Based on the acorn and floral morphology, Borgardt and Pigg placed the species into the oak subgenus Quercus section Quercus, which includes living white oaks. As Q. hiholensis was the first oak to be described from anatomically preserved acorns, they chose to place the fossils into a new species rather than describe them as fossils belonging to the living species, or acorns belonging to an already described fossil species.

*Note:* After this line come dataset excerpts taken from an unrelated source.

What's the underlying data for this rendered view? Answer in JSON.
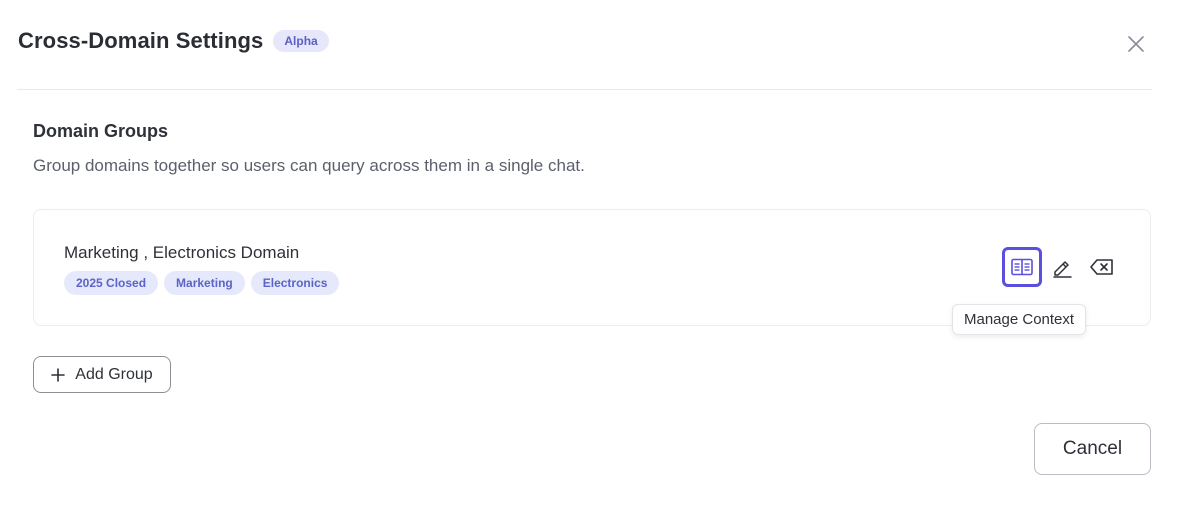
{
  "dialog": {
    "title": "Cross-Domain Settings",
    "badge": "Alpha",
    "close_icon": "close-icon"
  },
  "section": {
    "title": "Domain Groups",
    "description": "Group domains together so users can query across them in a single chat."
  },
  "groups": [
    {
      "name": "Marketing , Electronics Domain",
      "tags": [
        "2025 Closed",
        "Marketing",
        "Electronics"
      ],
      "actions": [
        {
          "icon": "manage-context-icon",
          "active": true
        },
        {
          "icon": "edit-icon",
          "active": false
        },
        {
          "icon": "delete-icon",
          "active": false
        }
      ]
    }
  ],
  "tooltip": "Manage Context",
  "add_group": {
    "icon": "plus-icon",
    "label": "Add Group"
  },
  "cancel_label": "Cancel",
  "colors": {
    "accent": "#5b4fe0",
    "badge_bg": "#e6e7fb",
    "badge_text": "#5b5fc7"
  }
}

==Distribution and paleoecology==
The species was first described from specimens of silicified acorns preserved in chert of the "Yakima Canyon Flora". The chert was recovered from the "Hi hole" site, one of the "county line hole" fossil localities of the "Yakima Canyon Flora" located north of Interstate 82 in Yakima County, Washington. The "Hi hole" site works strata which was thought to be part of the Museum Flow Package within the interbeds of the Sentinel Bluffs Unit of the central Columbia Plateau N_{2} Grande Ronde Basalt, Columbia River Basalt Group. The Museum Flow Package interbeds, designated the type locality, are dated to the middle Miocene and are approximately 15.6 million years old. Later re-evaluation of the "hi hole" site indicated that the site is included into a basalt flow, rather than part of the interbedded Museum flow package. The evaluation suggested the basalt is part of the Wanapum Basalt and that the fossils are possibly a little younger than formerly reported. Dating reported in 2007 of a related site near Ellensburg, Washington, confirmed that the deposits worked are pockets within the basalt flows, and the 15.6 million-year-old date was accurate.

Borgardt and Pigg noted that a number of the acorns show signs of probable insect damage, with preserved bore tunnels, possible frass, and possible larvae in some acorns. The overall damage is similar to damage by beetles in modern acorns, and the finds in Q. hiholensis suggest an oak/insect relationship extending at least back to the Miocene.